The Federal Government right now is saying, ``If someone breaks into
our system, we have the responsibility to protect the Federal
Government and not to let anyone know,'' instead of protecting the
individual. That is government on its head. Government is designed to
serve and protect the people, not to have them say, ``I can't tell you
that information because it will look bad for the Federal Government.''
No.
This bill does a basic thing. It says the people are more important
than the program that the government has set up--the people are--and
that if their information has been stolen, if there has been a
compromise to that information, they should be informed of that so that
they can take the steps that are necessary to make sure they and their
children who they have entered on their site have their information
protected in the days ahead.
This is the right thing to do. This is not some blanket partisan
issue. We would want this in every aspect of every Web site that the
Federal Government has, whether that be IRS information, whether that
be ObamaCare information, whether that be information on an EPA
computer. If it is compromised, that citizen should know so steps can
be taken to be able to protect himself. It is a reasonable protection
for the American people. That is why I think this is a reasonable thing
to be able to do. Quite frankly, we believe that the Affordable Care
Act will be completely repealed and that the American people will have
the ability to choose for themselves again rather than have the Federal
Government say we are going to make choices for you. Until that day
comes, it is a reasonable thing to at least begin with this.
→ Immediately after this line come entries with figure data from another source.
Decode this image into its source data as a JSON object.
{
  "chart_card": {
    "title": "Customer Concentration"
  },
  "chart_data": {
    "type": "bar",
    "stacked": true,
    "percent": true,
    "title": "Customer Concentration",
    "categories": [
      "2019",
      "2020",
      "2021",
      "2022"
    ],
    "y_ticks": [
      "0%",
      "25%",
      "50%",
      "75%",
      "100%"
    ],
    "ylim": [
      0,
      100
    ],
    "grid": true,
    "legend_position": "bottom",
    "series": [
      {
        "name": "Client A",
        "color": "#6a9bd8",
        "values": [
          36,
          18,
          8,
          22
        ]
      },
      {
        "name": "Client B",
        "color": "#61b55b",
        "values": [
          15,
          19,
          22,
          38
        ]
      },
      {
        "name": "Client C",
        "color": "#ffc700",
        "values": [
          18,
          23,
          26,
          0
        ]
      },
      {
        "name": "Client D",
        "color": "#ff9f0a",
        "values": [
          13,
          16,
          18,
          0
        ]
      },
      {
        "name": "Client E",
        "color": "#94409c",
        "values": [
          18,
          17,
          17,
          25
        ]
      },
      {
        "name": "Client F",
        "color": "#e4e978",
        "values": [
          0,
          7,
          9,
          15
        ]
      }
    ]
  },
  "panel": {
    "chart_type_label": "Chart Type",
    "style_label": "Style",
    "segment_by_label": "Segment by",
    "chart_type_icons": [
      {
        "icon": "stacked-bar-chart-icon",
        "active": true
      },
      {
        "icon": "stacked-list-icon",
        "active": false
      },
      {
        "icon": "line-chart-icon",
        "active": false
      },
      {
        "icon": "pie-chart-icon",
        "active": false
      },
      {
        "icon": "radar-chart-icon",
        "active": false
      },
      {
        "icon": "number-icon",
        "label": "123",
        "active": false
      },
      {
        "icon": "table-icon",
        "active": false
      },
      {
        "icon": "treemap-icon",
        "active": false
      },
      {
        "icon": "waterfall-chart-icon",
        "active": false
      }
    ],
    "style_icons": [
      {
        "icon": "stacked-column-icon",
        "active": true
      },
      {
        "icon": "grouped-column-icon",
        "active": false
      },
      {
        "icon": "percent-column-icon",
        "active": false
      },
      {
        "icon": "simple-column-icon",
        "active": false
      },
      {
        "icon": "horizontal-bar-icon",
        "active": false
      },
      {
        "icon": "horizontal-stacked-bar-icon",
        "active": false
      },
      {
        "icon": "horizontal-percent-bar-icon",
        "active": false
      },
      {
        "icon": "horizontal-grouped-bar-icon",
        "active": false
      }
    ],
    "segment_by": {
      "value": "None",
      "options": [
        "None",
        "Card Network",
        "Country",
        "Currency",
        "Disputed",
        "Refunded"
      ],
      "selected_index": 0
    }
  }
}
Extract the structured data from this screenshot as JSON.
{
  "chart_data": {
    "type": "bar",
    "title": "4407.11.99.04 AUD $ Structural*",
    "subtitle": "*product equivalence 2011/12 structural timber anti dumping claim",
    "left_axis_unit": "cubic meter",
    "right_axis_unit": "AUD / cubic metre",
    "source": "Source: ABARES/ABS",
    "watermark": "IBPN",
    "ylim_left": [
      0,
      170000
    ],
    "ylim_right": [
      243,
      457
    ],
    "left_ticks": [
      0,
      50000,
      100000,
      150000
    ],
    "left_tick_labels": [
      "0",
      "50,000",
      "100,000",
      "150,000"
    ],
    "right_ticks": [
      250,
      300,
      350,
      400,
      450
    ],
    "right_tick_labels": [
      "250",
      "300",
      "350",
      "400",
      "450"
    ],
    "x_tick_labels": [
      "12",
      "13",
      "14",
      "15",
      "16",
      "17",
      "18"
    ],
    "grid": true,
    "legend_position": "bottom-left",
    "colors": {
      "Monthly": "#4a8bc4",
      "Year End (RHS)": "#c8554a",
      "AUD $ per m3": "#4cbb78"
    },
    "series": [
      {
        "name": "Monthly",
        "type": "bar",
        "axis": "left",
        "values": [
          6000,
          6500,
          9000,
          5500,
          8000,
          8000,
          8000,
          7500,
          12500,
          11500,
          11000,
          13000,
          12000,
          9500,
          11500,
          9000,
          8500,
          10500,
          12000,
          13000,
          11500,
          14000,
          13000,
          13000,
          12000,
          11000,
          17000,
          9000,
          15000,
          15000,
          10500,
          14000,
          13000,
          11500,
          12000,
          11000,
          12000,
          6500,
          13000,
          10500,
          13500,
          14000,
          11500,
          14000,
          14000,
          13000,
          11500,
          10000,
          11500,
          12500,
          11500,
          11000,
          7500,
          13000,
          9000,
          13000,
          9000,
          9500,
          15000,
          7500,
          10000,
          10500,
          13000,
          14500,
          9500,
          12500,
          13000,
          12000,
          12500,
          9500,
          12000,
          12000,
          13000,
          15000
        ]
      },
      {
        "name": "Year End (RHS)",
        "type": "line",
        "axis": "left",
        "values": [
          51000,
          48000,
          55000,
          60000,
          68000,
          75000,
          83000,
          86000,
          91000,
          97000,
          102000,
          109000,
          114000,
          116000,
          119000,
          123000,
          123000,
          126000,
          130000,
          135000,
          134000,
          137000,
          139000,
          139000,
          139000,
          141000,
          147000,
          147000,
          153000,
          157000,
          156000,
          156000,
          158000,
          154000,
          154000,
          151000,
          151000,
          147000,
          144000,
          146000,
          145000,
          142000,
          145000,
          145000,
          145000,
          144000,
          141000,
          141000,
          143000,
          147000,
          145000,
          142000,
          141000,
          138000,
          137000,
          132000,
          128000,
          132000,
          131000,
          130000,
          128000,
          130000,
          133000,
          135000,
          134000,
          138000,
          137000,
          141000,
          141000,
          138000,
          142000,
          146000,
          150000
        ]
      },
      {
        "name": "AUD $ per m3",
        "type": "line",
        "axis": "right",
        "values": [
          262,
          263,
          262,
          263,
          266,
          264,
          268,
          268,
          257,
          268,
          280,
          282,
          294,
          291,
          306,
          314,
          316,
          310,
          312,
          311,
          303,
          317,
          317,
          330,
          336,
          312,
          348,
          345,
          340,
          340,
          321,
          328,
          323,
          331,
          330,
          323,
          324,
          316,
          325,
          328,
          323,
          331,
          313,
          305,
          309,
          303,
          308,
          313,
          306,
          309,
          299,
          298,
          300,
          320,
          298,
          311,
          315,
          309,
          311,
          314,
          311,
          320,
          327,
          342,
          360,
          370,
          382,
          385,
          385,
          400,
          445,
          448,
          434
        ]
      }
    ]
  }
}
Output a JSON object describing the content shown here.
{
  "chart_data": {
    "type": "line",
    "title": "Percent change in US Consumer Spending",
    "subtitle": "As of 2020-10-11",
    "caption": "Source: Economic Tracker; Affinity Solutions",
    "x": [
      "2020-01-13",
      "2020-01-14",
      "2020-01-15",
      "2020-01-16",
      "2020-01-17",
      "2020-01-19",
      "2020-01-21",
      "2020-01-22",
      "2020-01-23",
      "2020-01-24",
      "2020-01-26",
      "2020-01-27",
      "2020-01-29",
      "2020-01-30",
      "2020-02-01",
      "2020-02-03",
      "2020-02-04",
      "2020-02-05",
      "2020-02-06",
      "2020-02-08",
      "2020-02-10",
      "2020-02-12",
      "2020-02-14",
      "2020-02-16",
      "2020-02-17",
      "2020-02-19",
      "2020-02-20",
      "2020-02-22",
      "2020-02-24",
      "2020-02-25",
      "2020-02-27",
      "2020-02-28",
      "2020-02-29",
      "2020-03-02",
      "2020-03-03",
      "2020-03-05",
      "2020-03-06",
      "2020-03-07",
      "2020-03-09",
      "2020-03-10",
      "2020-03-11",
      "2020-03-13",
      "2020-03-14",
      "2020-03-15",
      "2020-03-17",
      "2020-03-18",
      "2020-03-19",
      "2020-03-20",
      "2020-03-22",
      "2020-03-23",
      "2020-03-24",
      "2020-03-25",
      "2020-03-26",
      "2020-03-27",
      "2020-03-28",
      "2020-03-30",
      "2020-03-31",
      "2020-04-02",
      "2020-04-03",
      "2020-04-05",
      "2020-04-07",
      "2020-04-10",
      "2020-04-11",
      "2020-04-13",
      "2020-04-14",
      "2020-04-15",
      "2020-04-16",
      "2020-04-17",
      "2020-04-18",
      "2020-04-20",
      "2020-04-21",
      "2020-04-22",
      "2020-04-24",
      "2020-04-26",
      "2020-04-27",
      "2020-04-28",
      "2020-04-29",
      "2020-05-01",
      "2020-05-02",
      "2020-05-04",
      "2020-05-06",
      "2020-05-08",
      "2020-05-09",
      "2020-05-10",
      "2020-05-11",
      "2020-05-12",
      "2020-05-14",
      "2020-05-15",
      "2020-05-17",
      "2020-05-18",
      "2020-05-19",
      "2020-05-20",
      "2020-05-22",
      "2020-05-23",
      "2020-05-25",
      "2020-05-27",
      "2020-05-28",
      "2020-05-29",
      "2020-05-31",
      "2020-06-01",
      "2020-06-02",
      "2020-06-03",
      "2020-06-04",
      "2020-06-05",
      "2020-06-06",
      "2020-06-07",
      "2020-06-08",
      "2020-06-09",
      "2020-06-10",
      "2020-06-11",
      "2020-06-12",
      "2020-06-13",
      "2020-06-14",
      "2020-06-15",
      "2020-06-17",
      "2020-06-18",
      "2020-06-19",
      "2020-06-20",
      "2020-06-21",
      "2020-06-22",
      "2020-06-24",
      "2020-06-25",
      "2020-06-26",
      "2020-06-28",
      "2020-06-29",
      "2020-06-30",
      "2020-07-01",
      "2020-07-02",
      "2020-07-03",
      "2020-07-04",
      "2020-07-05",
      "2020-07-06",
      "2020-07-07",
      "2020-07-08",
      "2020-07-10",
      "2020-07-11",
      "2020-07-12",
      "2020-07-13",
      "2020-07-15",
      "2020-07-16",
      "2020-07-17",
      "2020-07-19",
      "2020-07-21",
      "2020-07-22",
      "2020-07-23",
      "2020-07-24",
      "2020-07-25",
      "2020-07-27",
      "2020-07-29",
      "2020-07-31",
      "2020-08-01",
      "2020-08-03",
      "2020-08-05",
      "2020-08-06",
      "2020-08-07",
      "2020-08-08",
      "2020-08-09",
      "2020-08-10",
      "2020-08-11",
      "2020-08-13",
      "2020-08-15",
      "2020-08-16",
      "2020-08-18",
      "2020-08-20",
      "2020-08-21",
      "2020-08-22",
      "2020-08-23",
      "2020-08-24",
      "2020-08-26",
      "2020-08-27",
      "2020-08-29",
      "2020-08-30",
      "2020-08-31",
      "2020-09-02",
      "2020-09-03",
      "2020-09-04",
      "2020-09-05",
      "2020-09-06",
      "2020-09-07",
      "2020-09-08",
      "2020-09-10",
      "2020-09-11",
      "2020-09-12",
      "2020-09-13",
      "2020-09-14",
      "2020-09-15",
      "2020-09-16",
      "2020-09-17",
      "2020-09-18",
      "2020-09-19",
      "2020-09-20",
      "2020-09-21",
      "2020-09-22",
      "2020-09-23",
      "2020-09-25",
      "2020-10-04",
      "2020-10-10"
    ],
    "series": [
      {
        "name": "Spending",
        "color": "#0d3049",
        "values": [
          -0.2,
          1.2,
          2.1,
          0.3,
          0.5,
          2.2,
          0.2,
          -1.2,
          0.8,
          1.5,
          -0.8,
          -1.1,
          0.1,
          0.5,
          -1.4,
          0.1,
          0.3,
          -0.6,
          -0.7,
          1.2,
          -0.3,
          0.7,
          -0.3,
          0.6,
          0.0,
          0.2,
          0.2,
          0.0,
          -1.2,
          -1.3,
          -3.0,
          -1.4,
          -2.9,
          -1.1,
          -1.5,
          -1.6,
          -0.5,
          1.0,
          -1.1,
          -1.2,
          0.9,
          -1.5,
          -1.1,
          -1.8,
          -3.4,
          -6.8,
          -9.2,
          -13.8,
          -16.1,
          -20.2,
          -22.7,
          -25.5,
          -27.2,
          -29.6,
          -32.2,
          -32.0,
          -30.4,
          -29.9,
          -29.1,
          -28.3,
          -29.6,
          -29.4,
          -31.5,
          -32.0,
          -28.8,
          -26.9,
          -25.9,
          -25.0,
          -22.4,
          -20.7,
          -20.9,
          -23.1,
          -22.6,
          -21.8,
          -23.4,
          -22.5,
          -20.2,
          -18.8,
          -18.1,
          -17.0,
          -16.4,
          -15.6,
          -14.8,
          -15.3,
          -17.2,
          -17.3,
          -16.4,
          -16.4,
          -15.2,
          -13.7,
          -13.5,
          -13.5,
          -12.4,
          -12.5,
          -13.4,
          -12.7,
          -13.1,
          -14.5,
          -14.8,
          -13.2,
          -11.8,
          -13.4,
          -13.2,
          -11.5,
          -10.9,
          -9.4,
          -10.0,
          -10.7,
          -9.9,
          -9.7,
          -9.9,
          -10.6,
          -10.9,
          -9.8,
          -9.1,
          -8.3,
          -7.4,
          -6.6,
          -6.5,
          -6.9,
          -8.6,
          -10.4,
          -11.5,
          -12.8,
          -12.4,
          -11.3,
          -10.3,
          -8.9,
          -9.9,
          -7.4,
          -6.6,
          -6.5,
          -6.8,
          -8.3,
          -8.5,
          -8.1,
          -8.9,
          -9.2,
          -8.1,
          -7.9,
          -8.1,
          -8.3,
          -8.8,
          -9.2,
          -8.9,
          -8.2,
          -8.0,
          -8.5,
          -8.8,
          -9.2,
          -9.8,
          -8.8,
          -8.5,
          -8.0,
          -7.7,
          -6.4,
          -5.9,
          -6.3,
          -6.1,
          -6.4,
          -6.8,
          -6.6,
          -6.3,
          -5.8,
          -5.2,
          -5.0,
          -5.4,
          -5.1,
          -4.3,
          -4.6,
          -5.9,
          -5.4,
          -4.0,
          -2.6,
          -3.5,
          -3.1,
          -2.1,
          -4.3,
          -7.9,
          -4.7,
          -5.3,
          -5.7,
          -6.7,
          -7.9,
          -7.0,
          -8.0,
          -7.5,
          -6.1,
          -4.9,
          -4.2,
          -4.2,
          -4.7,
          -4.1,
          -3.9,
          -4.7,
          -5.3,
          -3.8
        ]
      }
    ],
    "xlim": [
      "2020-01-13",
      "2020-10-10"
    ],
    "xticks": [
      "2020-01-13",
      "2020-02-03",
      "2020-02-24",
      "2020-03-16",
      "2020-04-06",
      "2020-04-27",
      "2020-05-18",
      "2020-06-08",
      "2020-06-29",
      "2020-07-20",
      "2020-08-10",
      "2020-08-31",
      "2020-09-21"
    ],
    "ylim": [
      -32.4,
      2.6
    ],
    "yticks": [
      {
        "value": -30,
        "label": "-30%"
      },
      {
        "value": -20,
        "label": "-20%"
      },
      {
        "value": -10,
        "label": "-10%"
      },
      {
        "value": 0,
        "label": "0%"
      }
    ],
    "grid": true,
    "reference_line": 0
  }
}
With that, I thank the gentlelady from Missouri. Again, I can't root
for your football team, but I can stand with you on this issue.
Mrs. WAGNER. I appreciate the comments of the gentleman from
Oklahoma, who is a good friend and leader.
We won't debate the outcome of the Cotton Bowl here in the well of
the floor today--that will stand on its own merit--but I do appreciate
his leadership on this very important health care issue. I appreciate
his leadership on the Republican Policy Committee for our party and the
work that he does tirelessly to communicate those in a way that is
about serving the people, which is, at the end of the day, why we are
here.
Government should be here to serve the people, and we have not put
the proper protections in place. What is good enough for the private
sector and the States ought to be more than good enough for the Federal
Government. Certainly, the American people are worthy of these kinds of
protections.
While I will say over and over again that ObamaCare is wrong for the
American people--that it is wrong for hardworking Missourians and that
it is certainly wrong for the people of the Second District--and that
it needs to be replaced immediately before any more harmful provisions
are implemented, at the very least, what the government can do is
require that we report any security breaches on the ObamaCare Web site
to these innocent victims who, through no fault of their own, trusted a
government that has once again potentially deceived them.
So, Mr. Speaker, I urge my colleagues again to vote ``yes'' on this
commonsense measure. Tomorrow, let's all stand for the American people
and in service to them rather than as a government that is not telling
them what is best for them but is truly serving their interests and
serving their needs. Please, stand and vote ``yes'' on the Health
Exchange Security and Transparency Act.
Mr. Speaker, with that, I yield back the balance of my time.